[英]How do I apply a mask to an image in a tf.data pipeline?
我的 tensorflow 输入管道正在读取图像以用于去马赛克网络。 给定一个维度为 (H, W, 3) 的图像张量,我想生成一个维度为 (H, W, 3) 的“镶嵌”图像,其中 2/3 的原始信息被清零。 这意味着我想对图像数据数组应用掩码。 例如,一个 2x2 的图像
[[ [R_11, G_11, B_11], [R_12, G_12, B_12] ],
[ [R_21, G_21, B_21], [R_22, G_22, B_22] ]]
应该成为
[[ [R_11, 0, 0], [0, G_12, 0] ],
[ [0, G_21, 0], [0, 0, B_22] ]]
通过逐元素掩码
[[ [1, 0, 0], [0, 1, 0] ],
[ [0, 1, 0], [0, 0, 1] ]].
当然,我不仅要处理 2x2 图像,还要处理更大的图像。 我想应用的蒙版只是 2x2 蒙版的平铺,以满足图像的尺寸。 这在 numpy 中并不难做到,但是当我尝试对tf.data
管道中的张量进行操作时,出现错误:
NotImplementedError: Cannot convert a symbolic Tensor (args_0:0) to a numpy array.
从以下代码:
def bayerize_3d(t_img):
"""
Inputs:
img: tensor of dimension [H, W, 3], where H and W are divisible by 2, color channels are RGB
Outputs:
bayer: bayerized version of img, a tensor of dimension [H, W, 3] (1/3 of the former information)
"""
np_mask = np.zeros_like(t_img)
np_mask[0::2, 0::2, 0] = 1
np_mask[0::2, 1::2, 1] = 1
np_mask[1::2, 0::2, 1] = 1
np_mask[1::2, 1::2, 2] = 1
t_mask = tf.convert_to_tensor(np_mask)
t_bayer = tf.math.multiply(t_img, t_mask)
return t_bayer
对于上下文,我使用 tensorflow 2,并从以下调用bayerize_3d
:
def decode_img(img):
"""Taken from https://www.tensorflow.org/tutorials/load_data/images"""
# convert the compressed string to a 3D uint8 tensor
img = tf.image.decode_png(img, channels=3)

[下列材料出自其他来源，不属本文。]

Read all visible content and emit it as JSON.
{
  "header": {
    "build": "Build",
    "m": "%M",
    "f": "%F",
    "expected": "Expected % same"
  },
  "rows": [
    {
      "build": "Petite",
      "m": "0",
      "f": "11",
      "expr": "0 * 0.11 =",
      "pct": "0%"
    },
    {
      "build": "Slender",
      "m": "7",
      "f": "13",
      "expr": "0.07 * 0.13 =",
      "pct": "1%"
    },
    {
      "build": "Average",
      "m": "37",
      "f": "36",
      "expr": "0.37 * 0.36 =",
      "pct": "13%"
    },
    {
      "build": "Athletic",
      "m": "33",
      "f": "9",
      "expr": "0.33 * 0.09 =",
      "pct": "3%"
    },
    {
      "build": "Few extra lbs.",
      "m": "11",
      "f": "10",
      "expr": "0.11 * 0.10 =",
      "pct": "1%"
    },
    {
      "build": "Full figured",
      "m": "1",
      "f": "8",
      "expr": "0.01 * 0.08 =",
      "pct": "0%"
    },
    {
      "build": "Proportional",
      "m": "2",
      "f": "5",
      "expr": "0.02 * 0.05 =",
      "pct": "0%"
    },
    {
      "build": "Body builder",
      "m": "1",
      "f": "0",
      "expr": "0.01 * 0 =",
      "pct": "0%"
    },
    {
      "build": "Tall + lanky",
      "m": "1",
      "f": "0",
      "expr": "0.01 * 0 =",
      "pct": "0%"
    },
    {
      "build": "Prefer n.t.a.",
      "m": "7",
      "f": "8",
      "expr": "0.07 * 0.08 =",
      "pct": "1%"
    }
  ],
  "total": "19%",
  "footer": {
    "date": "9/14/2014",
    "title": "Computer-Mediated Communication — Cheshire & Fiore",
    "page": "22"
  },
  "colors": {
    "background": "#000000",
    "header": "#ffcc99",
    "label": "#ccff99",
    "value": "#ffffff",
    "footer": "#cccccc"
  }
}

# Use `convert_image_dtype` to convert to floats in the [0,1] range.
img = tf.image.convert_image_dtype(img, tf.float32)
return img
def load_vimeo_data(data_dir, dir_list, bayer_option='3d'):
"""Loads Vimeo-90K training / test data as tensorflow dataset, returns tuple of x and y datasets
data_dir - path to vimeo90k training / test dataset directory
dir_list - path to file containing relative directory paths to use for this dataset
bayerize - either '3d' or '4d' - should """
# ugly python 3.5 workaround
target_dir = str( pathlib.Path(data_dir) / 'sequences' )
#directories = list(map(lambda x: str(x), target_dir.glob('*/*')))
directories = []
with open(dir_list, 'rt') as f:
for line in f:
directories.append(str(pathlib.Path(target_dir) / line.strip()))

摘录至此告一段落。